Your eyes widened, "Can you stop yelling and being overdramatic? You're saying this like it's the first time."
"Well it's the first time you stayed that long after being alone with Kyle, so excuse me if I thought you weren't just working on the Rover." he clenched his jaw, pure anger radiating from him.
"What if we weren't?" you say after a few seconds of silence making his head snap up to look back at you, "What if we were doing something other then fixing the Rover? I'm not your girlfriend, you don't own me, Bellamy. I can do whatever the hell I want."
Bellamy gaped at you in disbelief, "So what? You actually slept with him?"
"No." you crossed your arms over your chest, "But I'm saying that if I wanted to I would have. Especially since you have no romantic feelings for me whatsoever. We're just fooling around, right?"
He blinked in shock as realization hit him, "You heard that." 
You nodded, "Yeah, but it's fine. I'm stupid for thinking Bellamy Blake, the Casanova of the camp that slept with half the girls there, would want to be in a relationship.

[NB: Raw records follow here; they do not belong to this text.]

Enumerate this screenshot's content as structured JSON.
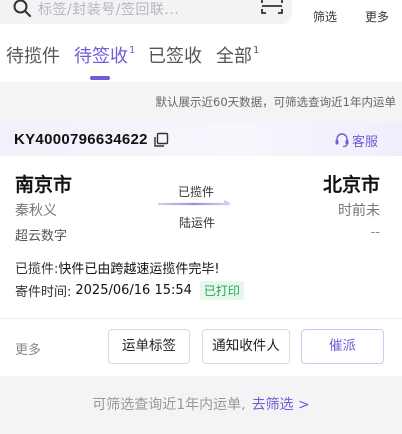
{
  "search": {
    "placeholder": "标签/封装号/签回联..."
  },
  "top_actions": {
    "filter_label": "筛选",
    "more_label": "更多"
  },
  "tabs": [
    {
      "label": "待揽件",
      "count": ""
    },
    {
      "label": "待签收",
      "count": "1"
    },
    {
      "label": "已签收",
      "count": ""
    },
    {
      "label": "全部",
      "count": "1"
    }
  ],
  "active_tab": "待签收",
  "notice": "默认展示近60天数据，可筛选查询近1年内运单",
  "order": {
    "waybill_no": "KY4000796634622",
    "service_label": "客服",
    "from": {
      "city": "南京市",
      "name": "秦秋义",
      "company": "超云数字"
    },
    "to": {
      "city": "北京市",
      "name": "时前未",
      "company": "--"
    },
    "status_top": "已揽件",
    "status_bottom": "陆运件",
    "pickup_label": "已揽件:",
    "pickup_text": "快件已由跨越速运揽件完毕!",
    "send_time_label": "寄件时间:",
    "send_time": "2025/06/16 15:54",
    "printed_badge": "已打印",
    "more_label": "更多",
    "buttons": {
      "label_btn": "运单标签",
      "notify_btn": "通知收件人",
      "urge_btn": "催派"
    }
  },
  "footer": {
    "tip": "可筛选查询近1年内运单,",
    "link": "去筛选 >"
  },
  "colors": {
    "accent": "#6f5cd6",
    "printed_green": "#1fa85a"
  }
}
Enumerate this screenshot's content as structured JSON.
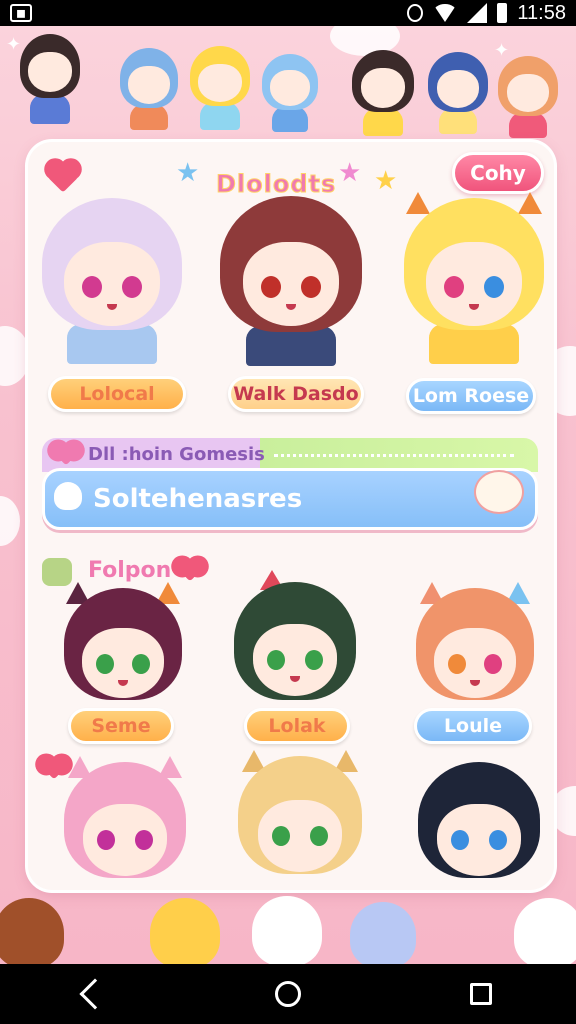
{
  "status_bar": {
    "time": "11:58"
  },
  "panel": {
    "title": "Dlolodts",
    "copy_button": "Cohy",
    "top_characters": [
      {
        "name": "Lolocal"
      },
      {
        "name": "Walk Dasdo"
      },
      {
        "name": "Lom Roese"
      }
    ],
    "search": {
      "subtitle": "Dll :hoin Gomesis",
      "value": "Soltehenasres"
    },
    "section_label": "Folpon",
    "mid_characters": [
      {
        "name": "Seme"
      },
      {
        "name": "Lolak"
      },
      {
        "name": "Loule"
      }
    ]
  },
  "nav": {
    "back": "back",
    "home": "home",
    "recent": "recent"
  },
  "colors": {
    "accent": "#f0547c",
    "blue": "#86bff8",
    "panel": "#fdf6f4"
  }
}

Not your fault."
"You really think that?" he asked, his voice coming out a lot softer then when you started the conversation, "That I only want to sleep with you and that I don't have feelings for you?"
"That's what you said, didn't you?"
"What if I didn't mean it?"
His question caught you off guard so you furrowed your eyebrows, "Bellamy that doesn't make── "
"I love you, (Y/N)." he cut you off making your eyes widen.
"You what?" you choked out.
"I love you." he repeated, "And you don't have to say it back but I do, I love you. I'm in love with you. What I told Monty and Miller was a complete and absolute lie. I had feelings for you ever since we came down and wanted to be with you ever since."
You didn't know what to say. You were waiting for him to say that for the longest time but now that he finally did you had no idea how to respond.
Noticing your silence, he let out a sad sigh, "And now I probably fucked everything up."
He cleared his throat, snapping you out of your daze, "I can ask Miller to bunk with him tonight, if you're not── "
"No, no." you cut him off "I── you have no idea how long I waited for you to say that."
Before he even had the chance to process your words you wrapped your arms around his neck and pulled him into a kiss. It took him a second to respond but when he did, you smiled into the kiss and felt his arms wrap around your waist to pull you impossibly closer to him.
You pulled apart, panting for air when a huge grin broke on his face, "I guess this means you love me back."
"Yeah." you chuckled, "I love you, Bell."